Qual è stato il momento top e quello più difficile che ricordi?
«La stagione 2007/08 la ricordo come una stagione top. La squadra allestita era davvero forte in ogni reparto. Platenik e Diaz furono presi l’ultimo giorno di volley mercato e furono proprio loro a fare la differenza. Se devo pensare ad una stagione difficile, penso invece al 2011/12, quando ci fu la retrocessione in A2. A livello emotivo, il momento peggiore fu quando appresi la notizia della morte di Arkadiusz Golas, un trauma non solo per Padova ma per tutto il movimento. Certe cose col tempo si superano, ma è sempre difficile accettare la scomparsa di un ragazzo così giovane».

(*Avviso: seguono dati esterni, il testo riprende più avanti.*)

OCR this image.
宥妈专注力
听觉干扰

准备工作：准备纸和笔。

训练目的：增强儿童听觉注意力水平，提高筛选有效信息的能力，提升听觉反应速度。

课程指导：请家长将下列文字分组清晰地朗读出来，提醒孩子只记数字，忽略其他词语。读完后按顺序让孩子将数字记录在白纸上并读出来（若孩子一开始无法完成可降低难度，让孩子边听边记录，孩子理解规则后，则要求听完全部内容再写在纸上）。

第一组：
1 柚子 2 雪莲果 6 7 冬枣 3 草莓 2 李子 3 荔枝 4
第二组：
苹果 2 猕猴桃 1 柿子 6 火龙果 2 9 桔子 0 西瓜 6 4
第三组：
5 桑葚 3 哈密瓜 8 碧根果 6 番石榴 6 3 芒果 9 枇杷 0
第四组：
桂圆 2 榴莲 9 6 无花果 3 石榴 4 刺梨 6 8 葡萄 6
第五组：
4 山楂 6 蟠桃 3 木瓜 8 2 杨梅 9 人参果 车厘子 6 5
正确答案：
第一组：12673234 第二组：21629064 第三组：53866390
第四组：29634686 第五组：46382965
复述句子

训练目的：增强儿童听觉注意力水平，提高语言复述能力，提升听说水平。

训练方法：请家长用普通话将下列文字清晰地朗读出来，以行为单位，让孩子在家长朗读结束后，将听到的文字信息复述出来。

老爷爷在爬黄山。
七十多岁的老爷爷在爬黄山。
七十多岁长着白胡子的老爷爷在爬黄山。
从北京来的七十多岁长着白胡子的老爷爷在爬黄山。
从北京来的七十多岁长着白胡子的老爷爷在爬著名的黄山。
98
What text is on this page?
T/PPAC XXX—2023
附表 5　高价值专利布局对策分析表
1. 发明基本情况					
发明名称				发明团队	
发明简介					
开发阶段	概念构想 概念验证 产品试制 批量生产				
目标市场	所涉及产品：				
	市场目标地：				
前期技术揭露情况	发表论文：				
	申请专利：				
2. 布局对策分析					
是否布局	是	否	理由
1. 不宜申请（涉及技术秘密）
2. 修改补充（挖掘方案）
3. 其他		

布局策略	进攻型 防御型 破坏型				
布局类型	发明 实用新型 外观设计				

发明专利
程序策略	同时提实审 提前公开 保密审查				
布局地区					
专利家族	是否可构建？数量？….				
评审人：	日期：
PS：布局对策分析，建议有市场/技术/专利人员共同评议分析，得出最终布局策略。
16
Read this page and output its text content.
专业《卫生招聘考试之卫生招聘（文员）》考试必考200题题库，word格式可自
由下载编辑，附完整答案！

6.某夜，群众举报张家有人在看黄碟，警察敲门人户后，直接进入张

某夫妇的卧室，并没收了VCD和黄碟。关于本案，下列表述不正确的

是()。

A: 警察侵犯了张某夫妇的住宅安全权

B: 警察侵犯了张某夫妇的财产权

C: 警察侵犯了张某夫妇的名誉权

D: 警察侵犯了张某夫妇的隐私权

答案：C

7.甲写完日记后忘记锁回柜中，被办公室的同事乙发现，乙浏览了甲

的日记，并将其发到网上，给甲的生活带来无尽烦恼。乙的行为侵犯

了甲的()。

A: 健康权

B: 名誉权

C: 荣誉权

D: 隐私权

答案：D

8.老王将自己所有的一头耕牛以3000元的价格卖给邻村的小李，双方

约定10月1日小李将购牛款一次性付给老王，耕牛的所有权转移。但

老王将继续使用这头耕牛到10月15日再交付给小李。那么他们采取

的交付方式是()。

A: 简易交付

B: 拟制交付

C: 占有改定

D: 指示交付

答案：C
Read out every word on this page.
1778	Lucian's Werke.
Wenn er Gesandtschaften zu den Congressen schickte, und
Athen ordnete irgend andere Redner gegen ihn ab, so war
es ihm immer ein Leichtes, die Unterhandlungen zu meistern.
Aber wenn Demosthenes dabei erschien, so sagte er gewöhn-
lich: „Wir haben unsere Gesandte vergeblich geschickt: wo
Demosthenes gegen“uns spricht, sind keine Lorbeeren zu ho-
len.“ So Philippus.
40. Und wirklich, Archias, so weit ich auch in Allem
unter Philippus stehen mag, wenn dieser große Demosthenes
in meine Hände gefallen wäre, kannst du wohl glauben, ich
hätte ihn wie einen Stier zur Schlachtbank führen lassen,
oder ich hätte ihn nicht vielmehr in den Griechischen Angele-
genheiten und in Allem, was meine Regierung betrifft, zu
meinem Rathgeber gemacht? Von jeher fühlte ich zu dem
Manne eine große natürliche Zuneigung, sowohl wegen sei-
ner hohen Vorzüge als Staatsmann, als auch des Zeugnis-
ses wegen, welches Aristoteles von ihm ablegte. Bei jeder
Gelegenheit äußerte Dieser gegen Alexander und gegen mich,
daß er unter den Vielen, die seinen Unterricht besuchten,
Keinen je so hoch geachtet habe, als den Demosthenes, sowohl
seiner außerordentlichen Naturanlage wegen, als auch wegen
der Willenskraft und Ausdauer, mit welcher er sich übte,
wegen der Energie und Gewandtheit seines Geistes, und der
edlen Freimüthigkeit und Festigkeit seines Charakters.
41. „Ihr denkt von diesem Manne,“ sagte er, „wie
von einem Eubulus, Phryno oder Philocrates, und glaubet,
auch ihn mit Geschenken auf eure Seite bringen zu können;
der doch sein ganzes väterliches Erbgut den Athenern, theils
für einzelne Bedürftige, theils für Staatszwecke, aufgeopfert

Cosa farà da grande Garghella?
«Continuerà a giocare a beach volley e ad allenare sulla sabbia. Mi hanno proposto di allenare indoor… potrebbe essere un’idea, ma non penso che sia questo il momento giusto per farlo».
Hai sempre subito il fascino del beach volley.
«Mi sono dedicato al beach volley da maggio a settembre di ogni anno. I numeri di questa disciplina sono nettamente in crescita, sia per quanto riguarda il pubblico che per i praticanti. Si può praticare a qualunque età e – a differenza del volley indoor – la sabbia ha il pregio di non essere “traumatica”. Alcuni non giocano a pallavolo proprio per timore di farsi male e il beach volley permette loro di ovviare a questo problema. Con la RealBeach, grazie alla nuova struttura che sorgerà a Villatora (PD), riusciremo ad allenare a beach volley al coperto anche nella stagione invernale in una struttura d’eccellenza. E’ un progetto affascinante».
Hai carta bianca per dire quello che vuoi ai tifosi della Tonazzo Padova.
«Ok. Anzitutto chiedo al nostro tifoso Diego che ritiri il coro che mi aveva dedicato! Non voglio che sia utilizzato per altri giocatori! Inoltre so che la ditta di autoservizi Colcera ha annunciato il “ritiro” del mio sedile in pullman, per cui chiedo che sia ufficialmente ritirato il mio coro e il mio posto in pullman (ride). Comunque ci vedremo spesso al PalaFabris, quindi il mio è un arrivederci a tutti».
Solo per curiosità: qual era il tuo posto in pullman?
«Era la fila in fondo al corridoio».
Intendi dire che tutti e 5 i posti erano tuoi?
«L’avevo ereditata da Davide Tovo. Dopo 403 presenze me lo meritavo, no?»